The nomad readiness command helps administrators determine when sufficient data has been collected for reliable ML predictions.

Quick Start

nomad readiness              # Basic readiness report
nomad readiness -v           # Verbose with feature details
nomad readiness --db mydata.db   # Specify database

What It Assesses

The readiness estimator evaluates four dimensions:

1. Sample Size

Level Jobs Score
Minimum 100+ 40%
Recommended 500+ 70%
Optimal 1000+ 100%

2. Class Balance

Compares successful vs failed jobs. Ideal ratio is between 60:40 and 90:10. Extremely imbalanced data (>95% one class) reduces prediction reliability.

3. Feature Coverage

Checks that all 17 feature dimensions have sufficient variance:

  • CPU efficiency
  • Memory utilization
  • I/O wait percentage
  • NFS write ratio
  • Runtime characteristics
  • Exit signals
  • And more...

Features with zero variance (all same value) don't contribute to predictions.

4. Data Recency

Recent data is weighted more heavily. The estimator checks:

  • Jobs from last 24 hours
  • Jobs from last 7 days
  • Jobs from last 30 days

Stale data (>30 days old only) triggers a warning.

Output Example

======================================================================
                       NOMAD Data Readiness
======================================================================
  Overall Score: 72% (Recommended)
======================================================================

  Sample Size       ================....  847 jobs (85%)
  Class Balance     ==============......  82:18 ratio (70%)
  Feature Coverage  ====================  17/17 features
  Data Recency      ==========..........  3 days old (50%)

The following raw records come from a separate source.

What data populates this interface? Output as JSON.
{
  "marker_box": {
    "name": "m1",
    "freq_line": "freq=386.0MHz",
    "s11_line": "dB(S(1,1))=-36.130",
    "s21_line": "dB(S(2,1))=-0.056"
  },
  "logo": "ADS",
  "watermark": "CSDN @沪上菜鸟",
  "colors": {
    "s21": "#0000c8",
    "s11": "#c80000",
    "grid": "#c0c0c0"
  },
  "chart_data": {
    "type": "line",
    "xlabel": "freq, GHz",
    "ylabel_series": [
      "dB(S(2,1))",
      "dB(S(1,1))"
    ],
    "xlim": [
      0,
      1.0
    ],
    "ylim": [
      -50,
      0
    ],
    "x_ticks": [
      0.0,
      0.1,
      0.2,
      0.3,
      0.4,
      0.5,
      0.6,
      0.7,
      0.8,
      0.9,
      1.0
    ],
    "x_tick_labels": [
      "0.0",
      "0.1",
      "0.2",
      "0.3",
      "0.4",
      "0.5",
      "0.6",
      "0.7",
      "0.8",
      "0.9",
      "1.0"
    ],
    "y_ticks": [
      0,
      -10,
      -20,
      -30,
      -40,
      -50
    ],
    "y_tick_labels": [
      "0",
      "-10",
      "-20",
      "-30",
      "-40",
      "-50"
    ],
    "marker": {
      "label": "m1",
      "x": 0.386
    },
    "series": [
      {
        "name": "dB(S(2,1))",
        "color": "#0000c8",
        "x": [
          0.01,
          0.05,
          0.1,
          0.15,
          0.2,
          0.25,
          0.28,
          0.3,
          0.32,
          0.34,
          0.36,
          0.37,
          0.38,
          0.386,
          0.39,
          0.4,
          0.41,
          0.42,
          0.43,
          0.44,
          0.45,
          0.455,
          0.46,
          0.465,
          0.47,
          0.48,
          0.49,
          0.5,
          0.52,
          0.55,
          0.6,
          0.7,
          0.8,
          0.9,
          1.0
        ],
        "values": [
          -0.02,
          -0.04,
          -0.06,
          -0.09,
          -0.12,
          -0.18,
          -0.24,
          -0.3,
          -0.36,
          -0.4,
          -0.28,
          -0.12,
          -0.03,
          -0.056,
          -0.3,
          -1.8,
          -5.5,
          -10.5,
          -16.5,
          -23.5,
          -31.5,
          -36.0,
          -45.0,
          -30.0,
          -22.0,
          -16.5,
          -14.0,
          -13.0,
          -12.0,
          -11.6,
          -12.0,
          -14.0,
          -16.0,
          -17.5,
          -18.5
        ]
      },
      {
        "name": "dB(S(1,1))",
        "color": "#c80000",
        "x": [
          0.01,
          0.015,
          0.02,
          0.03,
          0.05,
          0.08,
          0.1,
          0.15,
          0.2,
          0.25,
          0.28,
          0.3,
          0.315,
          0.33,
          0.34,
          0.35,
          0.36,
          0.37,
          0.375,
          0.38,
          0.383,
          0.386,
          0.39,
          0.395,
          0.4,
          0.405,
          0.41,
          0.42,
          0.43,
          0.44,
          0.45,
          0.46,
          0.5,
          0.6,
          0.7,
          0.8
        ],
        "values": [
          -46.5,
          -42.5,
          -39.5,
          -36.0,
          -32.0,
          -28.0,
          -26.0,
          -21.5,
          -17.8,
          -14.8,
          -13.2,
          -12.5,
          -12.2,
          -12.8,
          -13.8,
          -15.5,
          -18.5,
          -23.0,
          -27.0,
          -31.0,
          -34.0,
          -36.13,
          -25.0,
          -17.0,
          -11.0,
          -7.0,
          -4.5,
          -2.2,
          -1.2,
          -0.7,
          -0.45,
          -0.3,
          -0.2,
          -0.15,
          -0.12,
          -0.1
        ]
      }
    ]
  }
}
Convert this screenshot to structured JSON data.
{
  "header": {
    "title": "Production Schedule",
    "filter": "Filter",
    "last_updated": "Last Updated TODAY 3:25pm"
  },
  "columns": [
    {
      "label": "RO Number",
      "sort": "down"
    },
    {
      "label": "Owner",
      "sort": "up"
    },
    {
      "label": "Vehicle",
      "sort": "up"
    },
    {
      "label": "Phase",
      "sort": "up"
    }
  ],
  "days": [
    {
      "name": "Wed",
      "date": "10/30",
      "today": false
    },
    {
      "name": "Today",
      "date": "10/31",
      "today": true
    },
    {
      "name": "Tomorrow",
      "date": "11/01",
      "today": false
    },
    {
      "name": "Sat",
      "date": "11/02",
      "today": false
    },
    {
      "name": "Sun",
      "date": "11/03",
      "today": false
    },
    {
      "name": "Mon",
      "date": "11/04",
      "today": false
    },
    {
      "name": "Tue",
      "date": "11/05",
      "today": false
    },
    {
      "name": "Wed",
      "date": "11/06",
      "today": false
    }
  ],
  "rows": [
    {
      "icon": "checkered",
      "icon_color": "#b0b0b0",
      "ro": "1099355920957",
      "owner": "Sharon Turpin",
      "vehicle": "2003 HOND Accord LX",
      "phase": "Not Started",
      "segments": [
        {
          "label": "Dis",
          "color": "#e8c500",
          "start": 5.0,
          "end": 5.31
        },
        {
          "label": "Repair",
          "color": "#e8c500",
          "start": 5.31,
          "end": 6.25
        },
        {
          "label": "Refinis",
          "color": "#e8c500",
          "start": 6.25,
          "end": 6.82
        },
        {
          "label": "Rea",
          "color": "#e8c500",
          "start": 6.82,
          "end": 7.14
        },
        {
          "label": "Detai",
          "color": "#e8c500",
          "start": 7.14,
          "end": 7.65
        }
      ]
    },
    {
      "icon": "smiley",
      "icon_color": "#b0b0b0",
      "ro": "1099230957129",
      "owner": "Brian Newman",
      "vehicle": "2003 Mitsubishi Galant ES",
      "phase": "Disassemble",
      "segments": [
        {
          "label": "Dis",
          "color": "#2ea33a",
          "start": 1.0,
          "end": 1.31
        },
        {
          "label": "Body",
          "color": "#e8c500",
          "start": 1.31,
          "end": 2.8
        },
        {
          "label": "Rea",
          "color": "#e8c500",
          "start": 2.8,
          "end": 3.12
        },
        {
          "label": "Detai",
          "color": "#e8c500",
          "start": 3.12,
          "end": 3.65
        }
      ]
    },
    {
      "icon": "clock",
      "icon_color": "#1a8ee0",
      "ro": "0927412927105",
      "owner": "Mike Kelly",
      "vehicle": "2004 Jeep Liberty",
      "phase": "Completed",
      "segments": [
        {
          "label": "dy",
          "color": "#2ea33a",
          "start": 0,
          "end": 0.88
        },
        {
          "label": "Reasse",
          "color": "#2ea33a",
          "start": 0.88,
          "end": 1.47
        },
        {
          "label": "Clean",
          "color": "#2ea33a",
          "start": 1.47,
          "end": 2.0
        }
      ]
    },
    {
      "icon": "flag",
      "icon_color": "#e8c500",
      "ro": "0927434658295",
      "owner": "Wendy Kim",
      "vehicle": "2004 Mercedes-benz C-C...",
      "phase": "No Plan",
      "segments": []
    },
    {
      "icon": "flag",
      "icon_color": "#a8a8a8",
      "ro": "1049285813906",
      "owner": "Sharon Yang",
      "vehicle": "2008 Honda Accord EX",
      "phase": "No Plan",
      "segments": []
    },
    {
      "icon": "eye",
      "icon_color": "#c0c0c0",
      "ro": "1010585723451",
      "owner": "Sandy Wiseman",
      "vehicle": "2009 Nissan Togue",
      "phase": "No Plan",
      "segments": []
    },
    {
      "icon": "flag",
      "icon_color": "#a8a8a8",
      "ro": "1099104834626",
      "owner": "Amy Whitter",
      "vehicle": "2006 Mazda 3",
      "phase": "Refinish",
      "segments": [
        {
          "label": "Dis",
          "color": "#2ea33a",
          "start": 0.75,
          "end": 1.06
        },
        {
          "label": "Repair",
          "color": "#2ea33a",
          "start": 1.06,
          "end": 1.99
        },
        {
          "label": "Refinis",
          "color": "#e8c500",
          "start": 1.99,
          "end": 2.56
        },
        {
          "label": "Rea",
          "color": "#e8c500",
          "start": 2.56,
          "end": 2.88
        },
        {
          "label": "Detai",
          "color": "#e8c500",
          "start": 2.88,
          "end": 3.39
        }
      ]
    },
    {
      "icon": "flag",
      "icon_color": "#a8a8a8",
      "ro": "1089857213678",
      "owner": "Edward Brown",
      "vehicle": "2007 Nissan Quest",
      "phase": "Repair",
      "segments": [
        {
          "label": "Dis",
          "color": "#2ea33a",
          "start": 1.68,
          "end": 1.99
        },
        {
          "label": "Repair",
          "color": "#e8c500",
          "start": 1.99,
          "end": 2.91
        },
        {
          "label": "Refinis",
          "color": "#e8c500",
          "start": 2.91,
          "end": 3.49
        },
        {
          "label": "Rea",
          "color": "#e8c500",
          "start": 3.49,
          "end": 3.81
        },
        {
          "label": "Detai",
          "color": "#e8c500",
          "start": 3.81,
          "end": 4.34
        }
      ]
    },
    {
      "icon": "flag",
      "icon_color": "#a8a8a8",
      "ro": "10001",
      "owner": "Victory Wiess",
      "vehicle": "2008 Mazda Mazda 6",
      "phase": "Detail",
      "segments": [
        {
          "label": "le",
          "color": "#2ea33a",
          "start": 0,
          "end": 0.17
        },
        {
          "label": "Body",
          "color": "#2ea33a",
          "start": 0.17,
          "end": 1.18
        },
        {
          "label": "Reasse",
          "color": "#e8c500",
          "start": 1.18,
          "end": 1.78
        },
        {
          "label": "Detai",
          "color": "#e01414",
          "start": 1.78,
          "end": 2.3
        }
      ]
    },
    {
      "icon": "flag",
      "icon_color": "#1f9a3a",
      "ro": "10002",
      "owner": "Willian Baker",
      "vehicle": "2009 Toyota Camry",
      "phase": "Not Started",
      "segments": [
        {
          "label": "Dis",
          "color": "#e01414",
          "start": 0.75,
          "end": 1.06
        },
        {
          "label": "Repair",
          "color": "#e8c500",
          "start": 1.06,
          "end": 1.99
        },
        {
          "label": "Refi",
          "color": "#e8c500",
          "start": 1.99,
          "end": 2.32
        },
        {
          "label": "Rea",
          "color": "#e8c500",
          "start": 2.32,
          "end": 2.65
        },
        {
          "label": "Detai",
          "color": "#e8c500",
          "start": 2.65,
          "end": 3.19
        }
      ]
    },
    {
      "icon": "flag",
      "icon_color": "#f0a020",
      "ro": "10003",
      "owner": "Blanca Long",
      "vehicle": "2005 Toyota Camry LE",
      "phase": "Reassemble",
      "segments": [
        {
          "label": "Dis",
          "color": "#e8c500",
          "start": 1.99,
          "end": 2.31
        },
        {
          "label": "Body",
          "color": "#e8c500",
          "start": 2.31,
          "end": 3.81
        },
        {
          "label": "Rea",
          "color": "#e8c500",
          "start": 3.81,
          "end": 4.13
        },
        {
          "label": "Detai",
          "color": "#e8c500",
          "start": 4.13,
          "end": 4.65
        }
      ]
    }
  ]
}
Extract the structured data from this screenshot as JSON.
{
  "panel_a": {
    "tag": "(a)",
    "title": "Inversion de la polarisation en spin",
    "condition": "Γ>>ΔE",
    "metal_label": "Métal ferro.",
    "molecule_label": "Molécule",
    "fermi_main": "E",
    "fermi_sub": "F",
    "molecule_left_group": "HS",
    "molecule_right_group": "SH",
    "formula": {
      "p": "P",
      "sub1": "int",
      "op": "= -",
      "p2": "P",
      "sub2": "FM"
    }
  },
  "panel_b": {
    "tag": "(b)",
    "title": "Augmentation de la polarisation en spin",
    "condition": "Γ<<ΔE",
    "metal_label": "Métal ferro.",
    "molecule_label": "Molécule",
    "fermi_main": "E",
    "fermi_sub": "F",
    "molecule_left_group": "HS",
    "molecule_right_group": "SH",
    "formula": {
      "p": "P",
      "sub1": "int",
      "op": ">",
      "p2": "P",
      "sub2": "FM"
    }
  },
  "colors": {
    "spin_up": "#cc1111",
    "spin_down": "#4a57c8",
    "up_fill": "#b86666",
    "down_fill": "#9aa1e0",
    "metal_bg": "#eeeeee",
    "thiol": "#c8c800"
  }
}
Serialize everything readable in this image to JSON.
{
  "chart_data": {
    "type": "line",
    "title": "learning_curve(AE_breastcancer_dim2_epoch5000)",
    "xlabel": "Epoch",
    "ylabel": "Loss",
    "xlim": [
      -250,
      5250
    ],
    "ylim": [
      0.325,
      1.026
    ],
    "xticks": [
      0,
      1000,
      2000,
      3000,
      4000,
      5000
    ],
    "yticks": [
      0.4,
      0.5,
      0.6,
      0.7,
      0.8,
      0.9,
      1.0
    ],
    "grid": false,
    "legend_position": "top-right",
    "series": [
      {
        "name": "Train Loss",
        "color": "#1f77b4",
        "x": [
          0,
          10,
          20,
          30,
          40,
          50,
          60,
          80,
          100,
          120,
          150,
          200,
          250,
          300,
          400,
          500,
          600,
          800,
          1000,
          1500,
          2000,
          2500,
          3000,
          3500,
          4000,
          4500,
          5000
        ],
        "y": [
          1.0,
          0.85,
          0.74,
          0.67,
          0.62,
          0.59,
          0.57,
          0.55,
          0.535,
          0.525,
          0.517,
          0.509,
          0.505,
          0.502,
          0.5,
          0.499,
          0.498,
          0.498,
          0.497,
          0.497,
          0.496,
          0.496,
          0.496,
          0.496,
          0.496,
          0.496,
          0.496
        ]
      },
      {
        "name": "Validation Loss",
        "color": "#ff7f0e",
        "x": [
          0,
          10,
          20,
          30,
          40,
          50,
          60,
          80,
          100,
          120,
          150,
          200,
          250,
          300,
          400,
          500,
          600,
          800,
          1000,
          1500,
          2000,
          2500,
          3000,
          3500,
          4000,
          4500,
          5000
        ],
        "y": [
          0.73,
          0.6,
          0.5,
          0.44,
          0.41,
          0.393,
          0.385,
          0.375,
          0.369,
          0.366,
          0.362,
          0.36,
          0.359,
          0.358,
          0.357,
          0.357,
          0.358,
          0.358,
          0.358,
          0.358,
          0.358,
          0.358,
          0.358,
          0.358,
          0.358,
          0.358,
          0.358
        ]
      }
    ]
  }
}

======================================================================
  Forecast: At 125 jobs/day, optimal threshold (1000)
            will be reached in approximately 2 days.
======================================================================

Verbose Mode

With -v or --verbose, see per-feature statistics:

nomad readiness -v

Shows coefficient of variation (CV%) for each feature, helping identify which metrics contribute most to predictions.

Recommendations

The command provides actionable recommendations:

  • Low sample size: "Continue collecting data. Run nomad collect to gather more jobs."
  • Class imbalance: "Dataset is heavily skewed toward successful jobs. Consider longer collection period to capture more failure modes."
  • Missing features: "GPU metrics unavailable. Install nvidia-smi for GPU-enabled nodes."
  • Stale data: "Most recent job is 15 days old. Ensure collectors are running."